Sunday, March 22, 2009

Almost a year without you!

I am told not to mark this day. Don't go to the cemetery, don't grieve, don't make it more difficult than it already is. Treat this day as any other. Once I have decided to do this I feel relieved. I feel a sense of yeah its coming up and yeah it doesn't change anything. Some good things have happened as a result of your death. I will not let your passing just fade away. I will not let your memory fade and I certainly won't forget or let anyone else forget. We were all robbed of knowing you but we will not be robbed of you. Every time I feel you have left me I am reminded you have not. I have learned so much about myself this last year. I have learned my faith is strong but I am still angry. No matter what good comes from your death I still don't see your life as collateral for these great things that have happened. I know that some things in life we don't get an answer because it is not one we can understand. I have learned the kindness of other people and that when you need it most they do come through. I have learned to pull strength from God's comfort even though I am mad at him and wonder where he was? Some say he was there.
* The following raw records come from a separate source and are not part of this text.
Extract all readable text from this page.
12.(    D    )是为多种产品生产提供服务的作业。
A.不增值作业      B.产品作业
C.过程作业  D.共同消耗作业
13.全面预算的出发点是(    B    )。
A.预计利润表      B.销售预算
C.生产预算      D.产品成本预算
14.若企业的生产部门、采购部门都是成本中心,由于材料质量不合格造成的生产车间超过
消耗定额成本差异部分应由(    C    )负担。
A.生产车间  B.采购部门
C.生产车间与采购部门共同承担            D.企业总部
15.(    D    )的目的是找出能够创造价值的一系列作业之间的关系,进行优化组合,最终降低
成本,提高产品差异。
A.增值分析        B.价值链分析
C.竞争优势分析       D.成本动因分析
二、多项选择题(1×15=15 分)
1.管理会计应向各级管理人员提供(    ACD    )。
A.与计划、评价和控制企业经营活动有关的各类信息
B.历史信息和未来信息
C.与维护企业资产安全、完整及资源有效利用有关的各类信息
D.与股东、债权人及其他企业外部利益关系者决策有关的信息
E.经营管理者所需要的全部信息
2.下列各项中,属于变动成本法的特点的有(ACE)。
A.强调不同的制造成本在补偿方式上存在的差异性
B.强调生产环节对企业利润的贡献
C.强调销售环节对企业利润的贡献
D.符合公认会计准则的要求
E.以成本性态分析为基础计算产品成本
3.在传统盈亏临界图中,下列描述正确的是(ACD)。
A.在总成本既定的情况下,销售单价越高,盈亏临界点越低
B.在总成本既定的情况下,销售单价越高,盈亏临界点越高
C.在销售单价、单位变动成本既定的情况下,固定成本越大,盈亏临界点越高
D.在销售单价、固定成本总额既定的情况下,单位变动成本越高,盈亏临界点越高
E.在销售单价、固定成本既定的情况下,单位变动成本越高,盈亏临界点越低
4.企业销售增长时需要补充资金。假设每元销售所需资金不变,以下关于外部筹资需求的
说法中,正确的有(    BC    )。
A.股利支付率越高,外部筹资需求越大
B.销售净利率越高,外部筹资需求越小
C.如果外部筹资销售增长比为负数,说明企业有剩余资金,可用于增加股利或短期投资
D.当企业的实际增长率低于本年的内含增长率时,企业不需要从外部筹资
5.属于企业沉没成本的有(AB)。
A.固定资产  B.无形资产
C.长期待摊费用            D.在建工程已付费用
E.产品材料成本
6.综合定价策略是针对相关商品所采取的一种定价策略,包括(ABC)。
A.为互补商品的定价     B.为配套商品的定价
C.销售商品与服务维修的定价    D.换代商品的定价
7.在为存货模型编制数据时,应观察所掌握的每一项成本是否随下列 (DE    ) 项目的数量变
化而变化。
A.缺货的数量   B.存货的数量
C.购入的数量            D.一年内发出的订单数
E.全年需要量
I prefer to think maybe he was taking a nap. I fear that if I don't my anger will grow. I look at pictures of you often and remember how it was to hold you. I leave the kitchen light on because I always did in case you needed a bottle at night. I can't bring myself to turn it off. I sleep with your pink bunny you got for Easter in hopes you will visit me in my sleep. As I go to sleep I am reminded every night how you are not here. I look into the empty crib the only reminder of your recent presence and I turn out the light as if it were symbolic. Night time still seems to be the worst time. It is the time of day that my thoughts are left to myself. I lay still trying to shut my thoughts off. Then I remember how long ago it seems that you slept next to me. I remember rocking you in the chair as I am wearing the same jammies I wore then. I feel the need to touch the spot where you head lay as if it was just there. The last time I held you always works its way into my mind and then the other horrible burned in memories flood my mind. The warm tears slide down my cheeks and onto my pillow. I lay awake in silence soaking my pillow. I finally give in to something to help and slip into a restless night of sleep only hoping that one of my dreams is of you. Goodnight my sweet baby!